What changed
The fixed repo rate under LAF was reduced by 100 basis points from 6.5% to 5.5% with immediate effect. Accordingly, the interest rate on the Special Refinance Facility (SRF) for scheduled commercial banks (excluding RRBs) was aligned to the new repo rate, dropping to 5.5% from January 3, 2009.
What it means for you
Banks can now access the SRF at a lower cost of 5.5%, reducing their funding expenses. This rate cut is part of RBI's broader easing to support liquidity and credit flow during the 2008-09 financial stress. Banks should factor this cheaper refinance into their liquidity management and lending strategies.
What you must do
- Update internal systems to reflect the new SRF rate of 5.5% effective January 3, 2009.
- Review liquidity positions and consider availing SRF at the reduced rate to lower funding costs.
- Communicate the rate change to treasury and ALM teams for accurate cost-of-funds calculations.
- Monitor RBI's future repo rate moves for potential further adjustments to SRF pricing.
Who it affects
All scheduled commercial banks (excluding Regional Rural Banks), Treasury departments, ALM and liquidity management teams
What is the new SRF rate and from when is it effective?

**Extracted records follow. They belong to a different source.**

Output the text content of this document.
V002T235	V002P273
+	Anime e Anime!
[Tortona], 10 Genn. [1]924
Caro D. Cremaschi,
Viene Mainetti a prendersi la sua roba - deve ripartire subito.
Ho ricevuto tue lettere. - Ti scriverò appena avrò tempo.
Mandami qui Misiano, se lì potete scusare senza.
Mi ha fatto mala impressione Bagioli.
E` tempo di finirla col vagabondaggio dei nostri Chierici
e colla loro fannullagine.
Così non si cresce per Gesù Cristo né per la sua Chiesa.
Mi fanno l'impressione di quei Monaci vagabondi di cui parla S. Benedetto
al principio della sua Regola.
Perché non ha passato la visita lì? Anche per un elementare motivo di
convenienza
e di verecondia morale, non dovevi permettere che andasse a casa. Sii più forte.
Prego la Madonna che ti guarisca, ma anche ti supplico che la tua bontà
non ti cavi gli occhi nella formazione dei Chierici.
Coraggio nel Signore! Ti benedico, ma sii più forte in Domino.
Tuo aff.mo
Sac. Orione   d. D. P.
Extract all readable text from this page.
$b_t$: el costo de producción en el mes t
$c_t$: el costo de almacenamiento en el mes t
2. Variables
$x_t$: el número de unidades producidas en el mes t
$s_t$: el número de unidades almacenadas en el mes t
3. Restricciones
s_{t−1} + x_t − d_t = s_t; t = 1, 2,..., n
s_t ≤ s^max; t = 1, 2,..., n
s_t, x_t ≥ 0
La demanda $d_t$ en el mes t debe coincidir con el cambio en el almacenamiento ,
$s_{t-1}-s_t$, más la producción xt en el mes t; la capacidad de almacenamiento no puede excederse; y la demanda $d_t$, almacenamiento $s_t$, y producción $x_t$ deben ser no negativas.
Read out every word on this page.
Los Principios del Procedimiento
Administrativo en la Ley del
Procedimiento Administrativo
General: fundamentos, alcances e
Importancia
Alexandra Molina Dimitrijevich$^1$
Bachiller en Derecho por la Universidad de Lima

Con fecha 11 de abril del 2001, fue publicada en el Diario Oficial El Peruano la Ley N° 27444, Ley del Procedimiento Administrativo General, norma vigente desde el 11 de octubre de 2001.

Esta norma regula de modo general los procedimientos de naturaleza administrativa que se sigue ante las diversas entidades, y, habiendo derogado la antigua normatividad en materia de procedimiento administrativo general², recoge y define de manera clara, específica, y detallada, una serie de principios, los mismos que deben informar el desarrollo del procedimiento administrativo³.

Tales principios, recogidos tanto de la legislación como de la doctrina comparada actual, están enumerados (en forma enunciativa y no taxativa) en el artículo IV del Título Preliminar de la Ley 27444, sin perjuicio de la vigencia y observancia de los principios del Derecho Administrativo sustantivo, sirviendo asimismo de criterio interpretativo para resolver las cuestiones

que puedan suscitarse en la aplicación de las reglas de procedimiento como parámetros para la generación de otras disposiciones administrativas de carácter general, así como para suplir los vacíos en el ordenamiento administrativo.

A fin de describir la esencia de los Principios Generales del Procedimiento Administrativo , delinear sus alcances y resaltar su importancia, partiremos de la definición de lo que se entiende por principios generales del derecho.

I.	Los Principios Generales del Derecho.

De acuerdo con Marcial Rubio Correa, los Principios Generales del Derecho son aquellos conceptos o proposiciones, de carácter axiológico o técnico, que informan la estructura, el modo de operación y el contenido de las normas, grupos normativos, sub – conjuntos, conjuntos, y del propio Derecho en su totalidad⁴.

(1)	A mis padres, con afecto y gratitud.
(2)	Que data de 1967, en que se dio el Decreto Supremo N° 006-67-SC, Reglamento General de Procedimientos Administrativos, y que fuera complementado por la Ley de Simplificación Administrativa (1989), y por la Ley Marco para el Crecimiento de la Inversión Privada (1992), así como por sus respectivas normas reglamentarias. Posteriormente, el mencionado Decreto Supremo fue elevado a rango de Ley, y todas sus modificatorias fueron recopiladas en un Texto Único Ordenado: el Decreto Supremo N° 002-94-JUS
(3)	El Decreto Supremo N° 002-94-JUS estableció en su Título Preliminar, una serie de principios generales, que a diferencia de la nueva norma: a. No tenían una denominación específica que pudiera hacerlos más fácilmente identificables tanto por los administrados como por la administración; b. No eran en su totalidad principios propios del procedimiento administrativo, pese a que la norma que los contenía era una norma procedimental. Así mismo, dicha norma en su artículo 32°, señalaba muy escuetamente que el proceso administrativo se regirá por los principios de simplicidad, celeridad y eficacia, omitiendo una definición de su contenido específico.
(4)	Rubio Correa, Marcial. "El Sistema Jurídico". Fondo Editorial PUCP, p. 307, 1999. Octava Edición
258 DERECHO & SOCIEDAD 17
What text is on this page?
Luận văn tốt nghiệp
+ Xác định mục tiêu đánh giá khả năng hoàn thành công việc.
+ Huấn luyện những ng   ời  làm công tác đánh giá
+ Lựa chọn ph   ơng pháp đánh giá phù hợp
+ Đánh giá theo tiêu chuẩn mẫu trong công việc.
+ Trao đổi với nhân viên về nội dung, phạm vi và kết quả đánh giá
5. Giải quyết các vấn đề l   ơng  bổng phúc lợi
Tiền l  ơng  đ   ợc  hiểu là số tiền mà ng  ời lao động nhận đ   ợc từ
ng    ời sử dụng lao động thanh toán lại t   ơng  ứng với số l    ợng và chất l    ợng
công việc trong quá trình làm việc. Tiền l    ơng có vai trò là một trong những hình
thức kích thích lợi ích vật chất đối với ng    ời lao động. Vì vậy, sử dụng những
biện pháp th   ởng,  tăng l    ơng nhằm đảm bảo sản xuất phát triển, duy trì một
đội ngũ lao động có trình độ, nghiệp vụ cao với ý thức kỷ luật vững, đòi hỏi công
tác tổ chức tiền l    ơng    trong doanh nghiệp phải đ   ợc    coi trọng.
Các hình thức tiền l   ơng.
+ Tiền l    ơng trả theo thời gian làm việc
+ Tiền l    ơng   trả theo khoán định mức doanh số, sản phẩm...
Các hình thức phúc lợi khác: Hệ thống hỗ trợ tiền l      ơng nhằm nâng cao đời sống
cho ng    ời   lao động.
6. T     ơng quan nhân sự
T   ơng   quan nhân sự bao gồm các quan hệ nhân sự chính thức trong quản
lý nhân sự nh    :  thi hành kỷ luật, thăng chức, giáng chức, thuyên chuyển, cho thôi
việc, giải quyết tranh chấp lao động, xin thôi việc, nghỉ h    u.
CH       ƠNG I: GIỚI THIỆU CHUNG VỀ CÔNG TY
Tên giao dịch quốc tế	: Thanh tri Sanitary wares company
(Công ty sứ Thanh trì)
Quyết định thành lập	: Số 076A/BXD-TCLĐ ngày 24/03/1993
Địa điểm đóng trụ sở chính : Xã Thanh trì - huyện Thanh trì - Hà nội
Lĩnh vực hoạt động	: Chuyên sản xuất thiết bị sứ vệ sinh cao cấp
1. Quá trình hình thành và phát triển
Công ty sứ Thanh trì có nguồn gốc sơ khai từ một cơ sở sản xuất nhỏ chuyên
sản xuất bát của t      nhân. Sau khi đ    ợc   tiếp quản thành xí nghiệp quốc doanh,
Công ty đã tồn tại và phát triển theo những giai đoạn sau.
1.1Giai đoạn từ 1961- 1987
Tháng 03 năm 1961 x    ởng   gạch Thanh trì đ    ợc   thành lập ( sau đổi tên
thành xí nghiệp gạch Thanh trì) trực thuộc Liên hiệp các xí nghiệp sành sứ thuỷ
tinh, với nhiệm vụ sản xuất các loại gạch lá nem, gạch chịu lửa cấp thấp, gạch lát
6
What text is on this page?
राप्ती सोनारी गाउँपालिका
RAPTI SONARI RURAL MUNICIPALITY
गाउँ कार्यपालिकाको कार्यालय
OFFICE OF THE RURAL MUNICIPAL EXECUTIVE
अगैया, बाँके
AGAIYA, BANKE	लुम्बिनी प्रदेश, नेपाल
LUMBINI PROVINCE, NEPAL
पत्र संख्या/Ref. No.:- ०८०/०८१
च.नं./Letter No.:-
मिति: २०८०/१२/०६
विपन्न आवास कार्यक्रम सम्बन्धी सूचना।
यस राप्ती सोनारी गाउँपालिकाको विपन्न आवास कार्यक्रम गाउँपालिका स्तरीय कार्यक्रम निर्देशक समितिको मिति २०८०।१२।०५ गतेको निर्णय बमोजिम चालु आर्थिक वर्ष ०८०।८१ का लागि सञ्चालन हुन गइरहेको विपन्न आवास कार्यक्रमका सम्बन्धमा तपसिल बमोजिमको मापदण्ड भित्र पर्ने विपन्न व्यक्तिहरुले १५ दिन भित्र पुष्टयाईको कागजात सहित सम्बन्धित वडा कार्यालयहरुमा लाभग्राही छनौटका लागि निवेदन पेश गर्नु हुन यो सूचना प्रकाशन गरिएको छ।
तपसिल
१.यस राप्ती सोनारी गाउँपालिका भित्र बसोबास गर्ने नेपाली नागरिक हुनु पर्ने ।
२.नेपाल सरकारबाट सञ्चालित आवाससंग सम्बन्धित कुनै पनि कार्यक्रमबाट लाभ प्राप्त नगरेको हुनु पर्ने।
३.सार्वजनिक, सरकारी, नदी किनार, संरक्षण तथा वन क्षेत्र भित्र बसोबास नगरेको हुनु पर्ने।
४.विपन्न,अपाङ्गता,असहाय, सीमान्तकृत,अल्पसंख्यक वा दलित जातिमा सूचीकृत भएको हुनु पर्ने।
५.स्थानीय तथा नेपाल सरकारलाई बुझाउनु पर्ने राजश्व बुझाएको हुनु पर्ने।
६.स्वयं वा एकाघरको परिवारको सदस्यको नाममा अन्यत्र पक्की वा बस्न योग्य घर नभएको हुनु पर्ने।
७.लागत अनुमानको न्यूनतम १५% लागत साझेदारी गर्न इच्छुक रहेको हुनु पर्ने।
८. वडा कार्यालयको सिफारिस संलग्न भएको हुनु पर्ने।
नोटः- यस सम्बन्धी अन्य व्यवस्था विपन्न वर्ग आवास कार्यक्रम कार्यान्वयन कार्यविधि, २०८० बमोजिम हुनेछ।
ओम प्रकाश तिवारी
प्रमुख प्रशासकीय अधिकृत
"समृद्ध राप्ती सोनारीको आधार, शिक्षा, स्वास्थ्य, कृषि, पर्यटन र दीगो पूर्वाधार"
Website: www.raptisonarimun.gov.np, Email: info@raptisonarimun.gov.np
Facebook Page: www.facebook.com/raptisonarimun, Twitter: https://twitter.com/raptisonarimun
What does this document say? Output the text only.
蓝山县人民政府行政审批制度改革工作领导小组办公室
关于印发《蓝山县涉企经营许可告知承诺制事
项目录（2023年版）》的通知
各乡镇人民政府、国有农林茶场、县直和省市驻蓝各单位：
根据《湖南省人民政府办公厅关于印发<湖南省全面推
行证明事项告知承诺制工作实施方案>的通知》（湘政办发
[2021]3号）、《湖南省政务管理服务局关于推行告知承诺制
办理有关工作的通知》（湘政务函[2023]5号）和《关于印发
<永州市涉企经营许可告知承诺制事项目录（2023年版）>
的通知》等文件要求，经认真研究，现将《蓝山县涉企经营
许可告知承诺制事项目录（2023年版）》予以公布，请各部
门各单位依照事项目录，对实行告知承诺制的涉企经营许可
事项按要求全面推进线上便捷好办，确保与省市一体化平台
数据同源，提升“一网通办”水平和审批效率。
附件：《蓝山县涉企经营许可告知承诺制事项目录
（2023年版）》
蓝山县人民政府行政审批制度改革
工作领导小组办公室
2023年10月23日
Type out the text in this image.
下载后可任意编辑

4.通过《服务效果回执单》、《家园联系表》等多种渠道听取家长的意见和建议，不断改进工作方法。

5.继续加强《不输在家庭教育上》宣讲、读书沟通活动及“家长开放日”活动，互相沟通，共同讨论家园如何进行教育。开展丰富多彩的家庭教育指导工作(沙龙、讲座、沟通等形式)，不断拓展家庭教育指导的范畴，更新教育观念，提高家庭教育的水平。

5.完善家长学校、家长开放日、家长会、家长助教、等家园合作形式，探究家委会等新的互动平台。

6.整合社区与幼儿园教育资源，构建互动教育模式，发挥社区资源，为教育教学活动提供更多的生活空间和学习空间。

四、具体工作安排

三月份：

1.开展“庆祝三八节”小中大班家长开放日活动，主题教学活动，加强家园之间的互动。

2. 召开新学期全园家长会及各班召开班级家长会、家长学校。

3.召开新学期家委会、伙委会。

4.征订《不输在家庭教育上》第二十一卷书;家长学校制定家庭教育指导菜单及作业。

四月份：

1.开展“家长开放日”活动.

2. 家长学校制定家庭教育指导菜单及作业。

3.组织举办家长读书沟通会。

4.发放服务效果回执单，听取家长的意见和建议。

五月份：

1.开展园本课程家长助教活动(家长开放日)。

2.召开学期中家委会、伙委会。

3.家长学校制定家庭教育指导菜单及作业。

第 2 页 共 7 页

The SRF rate is reduced to 5.5%, effective from January 3, 2009, following the repo rate cut.
Which banks are eligible for this SRF?
All scheduled commercial banks except Regional Rural Banks (RRBs) are eligible.
Why did RBI reduce the SRF rate?
The reduction aligns with the 100 bps cut in the repo rate under LAF, aimed at easing liquidity and supporting bank lending during the economic slowdown.